Projet Nice du Crédit Agricole : les syndicats soulignent les points de tension

Non, le climat des discussions n’est pas le meilleur possible. C'est en tout cas l’avis des représentants syndicaux impliqués dans les négociations portant sur la dissolution des cinq GIEs actuellement chargés de l’informatique du Crédit Agricole et le regroupement de leurs activités dans deux nouveaux GIEs. Et de dénoncer en premier lieu le manque d’implication des futurs responsables de l’organisation cible.

Les représentants syndicaux des actuels GIEs chargés de l’informatique du Crédit Agricole ne semblent pas partager l’avis de Pascal Hamon, responsable PMO du programme Nice de la banque. Il y a peu, celui-ci nous indiquait que «les négociations continuent dans le meilleur des climats.» Un syndicaliste évoquait alors, de son côté, un climat tendu. Depuis, trois représentants syndicaux ont souhaité détailler au MagIT les points de tension.

Une délégation patronale au «mandat très restreint»

Les négociations portent actuellement sur les modalités sociales de dissolution/absorption des 5 GIEs actuels en deux - CA Technologies (accessoirement le nouveau nom de CA, l'ex Computer Associates) pour la MOE et CA Services pour la MOA - dans l’organisation cible associée au projet Nice. Une organisation dans laquelle un millier de postes doivent disparaître, soit plus d’un tiers des effectifs actuels - environ 2 500 personnes. Mais, l’organisation même de ces négociations semble source de difficultés. Arlette Carrié-Tisne, l’une des portes-parole de l’intersyndicale de la fédération nationale du Crédit Agricole (FNCA), souligne ainsi que «la délégation patronale a reçu un mandat très restreint de la part des caisses régionales». Ce sont celles-ci dont dépendent les GIEs actuels alors que les deux GIEs de l’organisation cible dépendront de la FNCA. Las, celle-ci semble relativement peu impliquée dans le processus. Arlette Carrié-Tisne indique en trouver régulièrement l’illustration : «on a du mal à avoir un interlocuteur qui prend des engagements fermes.» Annie Cairo, déléguée CFTC au sein du GIE Exa, souligne pour sa part un «discours souvent décalé entre le national et le local.

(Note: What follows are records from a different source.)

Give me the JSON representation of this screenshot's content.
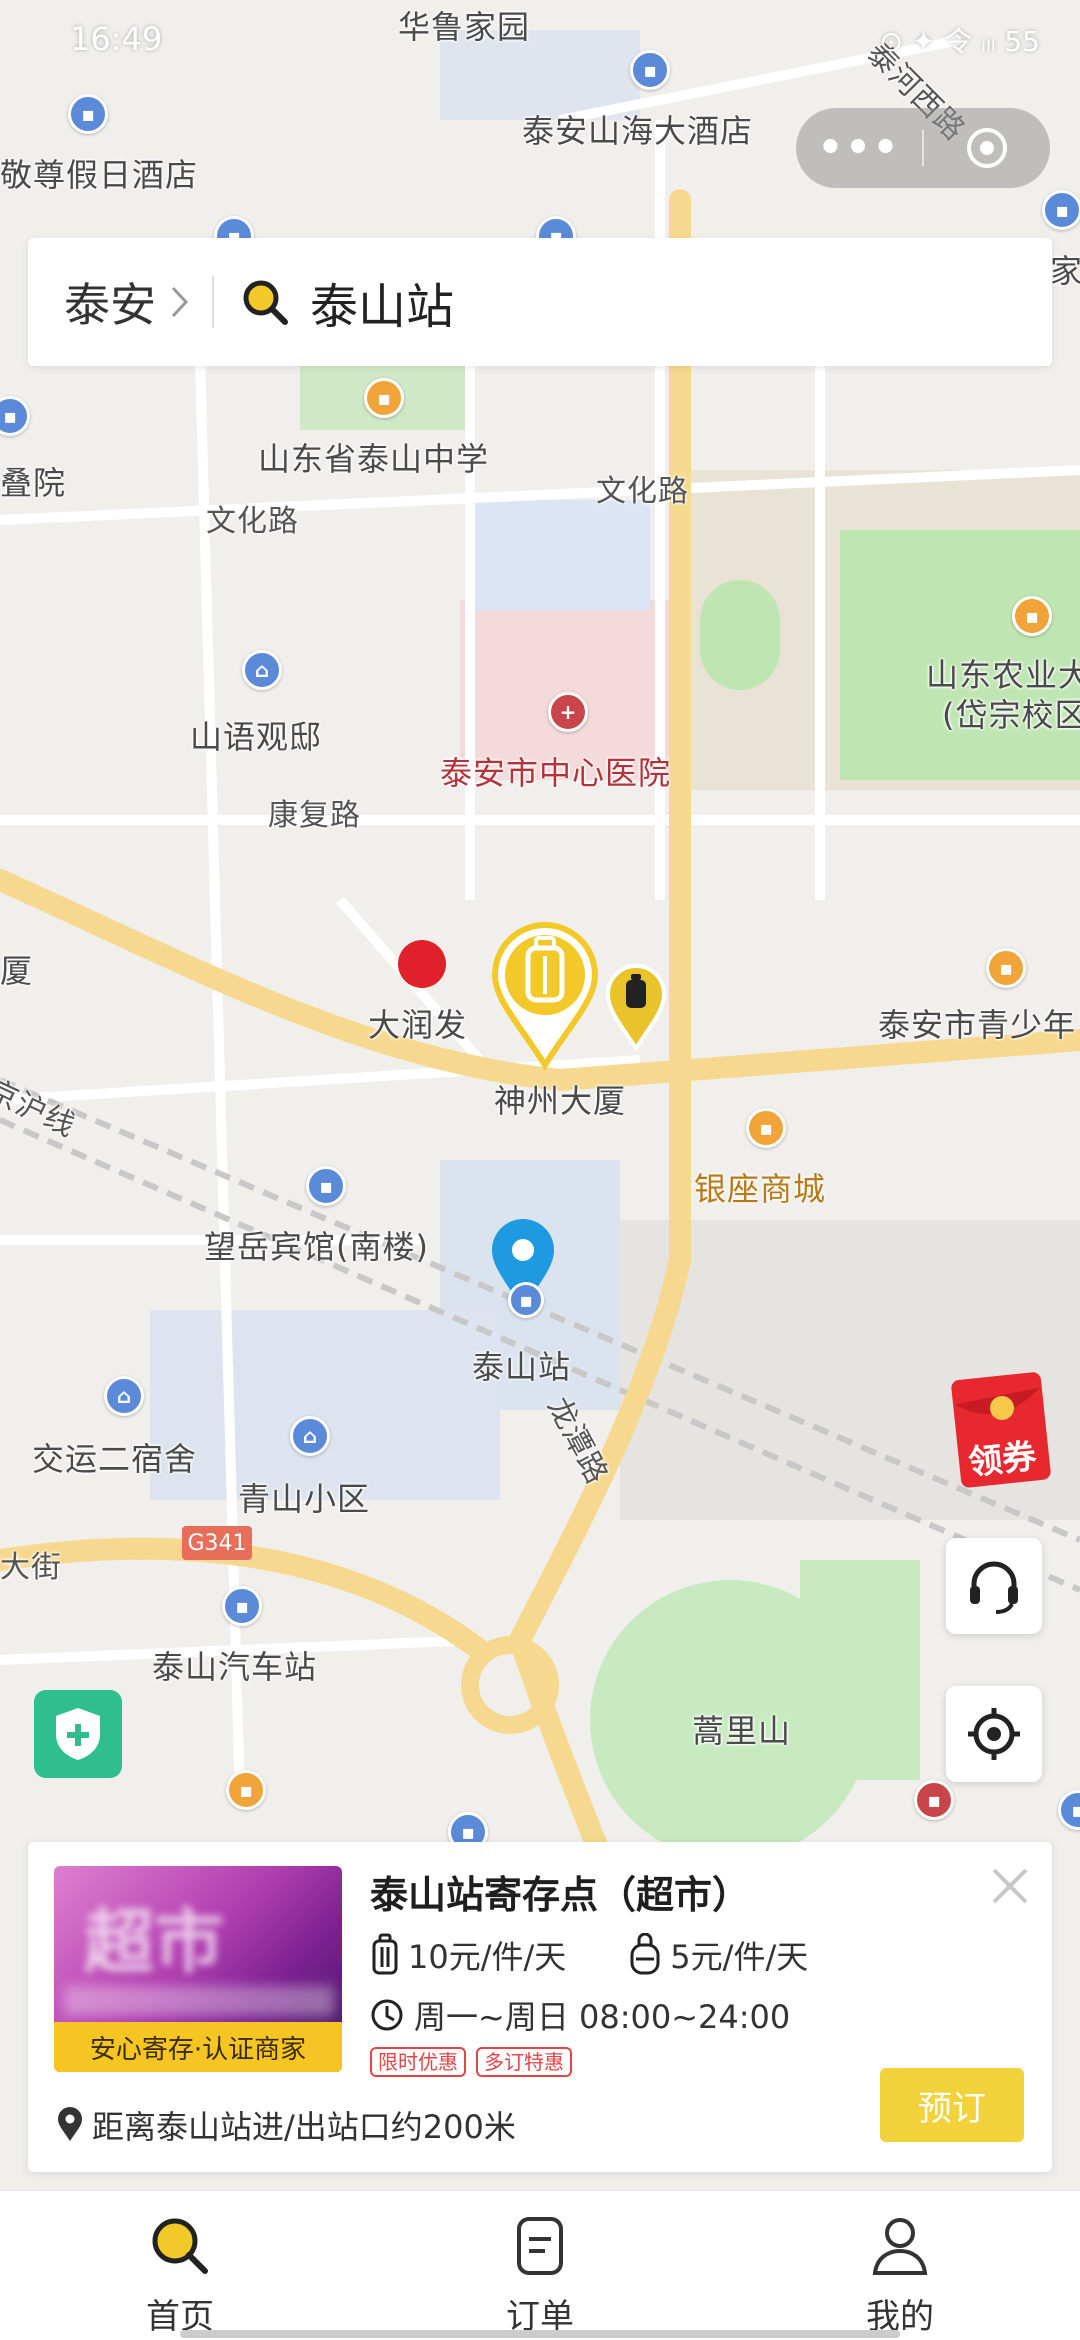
{
  "status_bar": {
    "time": "16:49",
    "right": "⊙ ✦ 令 ᵢₗₗ 55"
  },
  "capsule": {
    "more": "•••"
  },
  "search": {
    "city": "泰安",
    "query": "泰山站"
  },
  "map": {
    "labels": {
      "hualu": "华鲁家园",
      "haida": "泰安山海大酒店",
      "jiari": "敬尊假日酒店",
      "taihe": "泰河西路",
      "jia": "家",
      "yuan": "叠院",
      "zhongxue": "山东省泰山中学",
      "wenhua1": "文化路",
      "wenhua2": "文化路",
      "nongye1": "山东农业大",
      "nongye2": "(岱宗校区",
      "shanyu": "山语观邸",
      "hospital": "泰安市中心医院",
      "kangfu": "康复路",
      "sha": "厦",
      "runfa": "大润发",
      "shenzhou": "神州大厦",
      "qingshao": "泰安市青少年",
      "jinghu": "京沪线",
      "yinzuo": "银座商城",
      "wangyue": "望岳宾馆(南楼)",
      "taishanzhan": "泰山站",
      "longtan": "龙潭路",
      "jiaoyun": "交运二宿舍",
      "qingshan": "青山小区",
      "dajie": "大街",
      "g341": "G341",
      "qiche": "泰山汽车站",
      "haolishan": "蒿里山"
    }
  },
  "buttons": {
    "coupon": "领券"
  },
  "store": {
    "title": "泰山站寄存点（超市）",
    "thumb_text": "超市",
    "badge": "安心寄存·认证商家",
    "price_large": "10元/件/天",
    "price_small": "5元/件/天",
    "hours": "周一~周日 08:00~24:00",
    "tags": [
      "限时优惠",
      "多订特惠"
    ],
    "distance": "距离泰山站进/出站口约200米",
    "book": "预订"
  },
  "nav": [
    {
      "label": "首页",
      "icon": "search-icon"
    },
    {
      "label": "订单",
      "icon": "order-icon"
    },
    {
      "label": "我的",
      "icon": "user-icon"
    }
  ],
  "colors": {
    "accent": "#f2d23a",
    "road_major": "#f7d98a",
    "location_blue": "#1e9be0",
    "safe_green": "#2fbf8f"
  }
}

Soit c’est volontaire pour brouiller les cartes, soit ils ne se parlent pas... Et cela ne concerne pas des points de détail de la négociation !» 

Des inquiétudes sur les rémunérations et les réaffectations

Justement, pour l’heure, les négociations achoppent essentiellement sur deux points : la garantie des rémunérations et les perspectives de réaffectation des salariés. Frédéric Rozzi, de l’Unsa, au GIE AMT, déplore ainsi que la délégation patronale «cherche à négocier vers le bas, en garantissant - sur 5 ans - une structure de rémunération moins disante.» Laquelle consisterait à réduire les composantes de la partie fixe de rémunération au profit de la part variable : «chez AMT, la partie fixe augmente au moins de l’inflation chaque année; du coup, la perte risque d’être immédiate du fait d’un gel - dans les faits - de la partie fixe, pendant les 5 ans de sa ‘garantie’». En outre, les syndicats s’inquiètent de la menace de «déclassification pour ceux qui seront transférés en agences» : «la plupart des informaticiens sont à des niveaux de classification équivalents à ceux des directeurs d’agence...»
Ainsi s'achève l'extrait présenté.